Lo sguardo allucinato della protagonista Lucie, anch’essa studentessa di storia dell’arte, incrocia gli sguardi dei personaggi del pittore Watteau così come quelli del suo professore, così come quelli del suo nuovo amico Vincent, mimo per necessità perchè muto dalla nascita. Questi sguardi la appagano, le danno sicurezza sulla concretezza di uno sguardo direzionato ed esoressivo (da esorare: di chi prega intensamente, supplica).

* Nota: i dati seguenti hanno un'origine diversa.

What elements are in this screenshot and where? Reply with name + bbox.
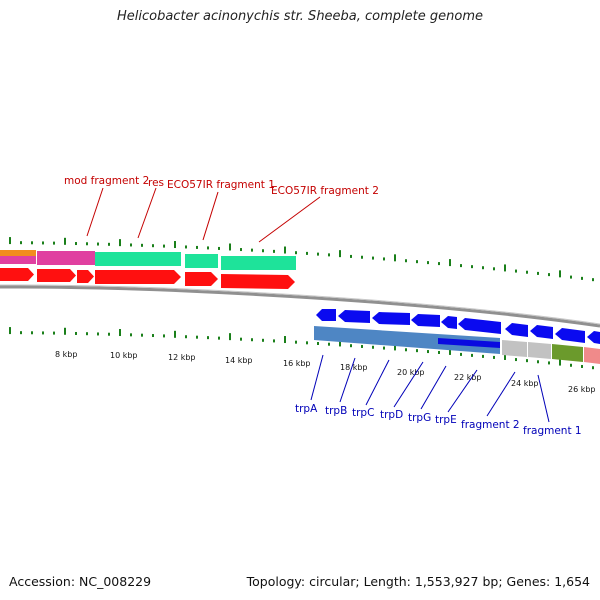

Quando si imbatte in una raffigurazione di donna di spalle, le sue realtà vacillano come se senza uno sguardo non ci possa essere “il guardare”, l’osservare con attenzione. Con ostinata noncuranza per i problemi quotidiani, scambia la vera condizione di ricercatrice frustrata con la verosimile condizione del linguaggio artistico, arbitrario, magico, favolistico. In un momento in cui l’arte, particolarmente con Watteau, si affaccia al Settecento allusivo e metaforico dal Seicento narrativo e descrittivo.
La raggiunta identità della figura femminile non "sguardata" ma neanche ben guardata, giustificano l’ottima fotografia e il montaggio rapido e stratificato: successive scansioni alla ricerca della prima impressione sulla tela (o sulla pellicola), quella rivelatrice.
Come direbbe Girard ogni festa finisce male e così morirà il muto Vincent e ne uscirà male anche l’ambiguo professore. Il muto mimo aveva ingannato l’ingenua Lucie con i suoi sguardi solo sostitutivi di altri linguaggi ed il vecchio barone della Sorbona aveva ingannato la stessa Lucie incoraggiandola sulla strada della filologia nemica dell’aura che notoriamente ha sempre circondato l’arte antica.
Un innamoramento forse non corrisposto del giovane Watteau non giustifica il taglio da thriller, i personaggi così poco delineati non aiutano la pur brava Sylvie Testud ad essere credibilmente schizofrenica.
Un film che va comunque guardato piuttosto che sguardato.
Brava la Testud. Da vedere anche nel film tedesco “Jenseits der Stille” (Aldilà del silenzio) come l’interprete del silenzio.